Permitting, Fellows insists, is a key that unlocks many solutions. And it doesn’t mean tossing out environmental standards with the heavy metal residue.

“We’re not talking about making environmental regulation less stringent,” he said. “What we’re talking about is simply ensuring the process is expedited without losing any of its integrity.

“What we’re pointing out is that in other well-developed, civilized countries such as Canada and Australia, this permitting process is carried out to the same kind of environmental standards in timeframes of two to three years, as opposed to seven to 10 years we see in this country.”

Hecla Mining CEO Phil Baker said the extensive permitting process is devastating.

“There isn’t anyplace in the world that can do a better job of producing products safely, with environmental protection, as cost-effectively as here in the U.S.,” Baker said. “We have the most innovation, the best organization, the best work force and the best flexibility for the private sector to get that to happen, which provides a significant competitive advantage when operating in the U.S. But you need to have a regulatory environment that encourages that. And we have just the opposite. We have a regulatory environment that forces us to spend years and millions and millions of dollars to get the permits necessary to do the work, even at existing operations.”

U.S. Sen. Jim Risch said the regulatory burden that includes mine permitting has gone beyond excessive. He noted that in an average year, Congress will adopt roughly 800 pages of new laws. In that same average year, he said, the federal bureaucracy will adopt about 80,000 pages of new rules and regulations. And that’s not the worst of it.

“For Congress to get rid of or amend a regulation, the House has to approve it, the Senate has to approve it and the president has to sign it,” said Risch, ranking member of the Senate Small Business Committee. “Bureaucrats have that power by themselves.

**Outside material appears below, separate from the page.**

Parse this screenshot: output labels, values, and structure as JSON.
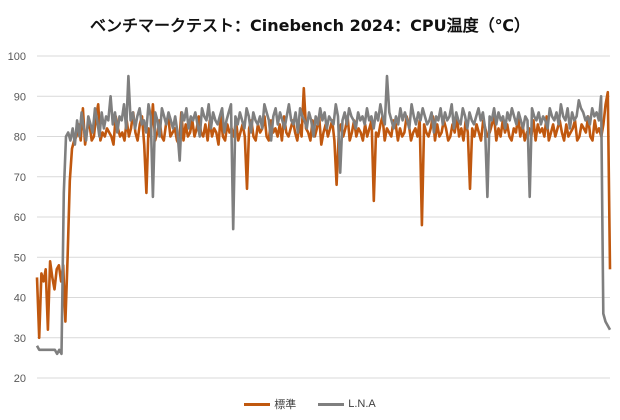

They can put it in place . . . and it stays there forever until bureaucrats change it or Congress changes it. That’s outrageous.”

Hanady Kader, a spokesperson for the federal Environmental Protection Agency Region 10 office in Seattle, declined comment on specific questions about permitting and other regulations. However, she recommended questions be directed to other regulatory agencies and gave the following statement in response to the newspaper’s request:

“Mining operations commonly trigger the need for water and air permits and other authorizations or licenses that must be obtained from different levels — including local, state, and federal. EPA supports the approach of facilitating collaboration between applicants and regulatory agencies in addition to concurrent, rather than sequential, reviews for permits, which helps all parties engage early in the permitting process.

“EPA coordinates with federal and state partners, industry and the public to ensure mining proposals are consistent with existing laws and best-available science. However, with the exception of a few states in which EPA issues air and water permits pursuant to the Clean Air Act and Section 402 of the Clean Water Act, EPA is not generally responsible for issuing permits for mining-related activities. EPA provides comments and assistance to the U.S. Army Corps of Engineers, states, and other agencies that do issue such permits. EPA also has the responsibility to review Environmental Impact Statements prepared pursuant to the National Environmental Policy Act for proposed mining activities.”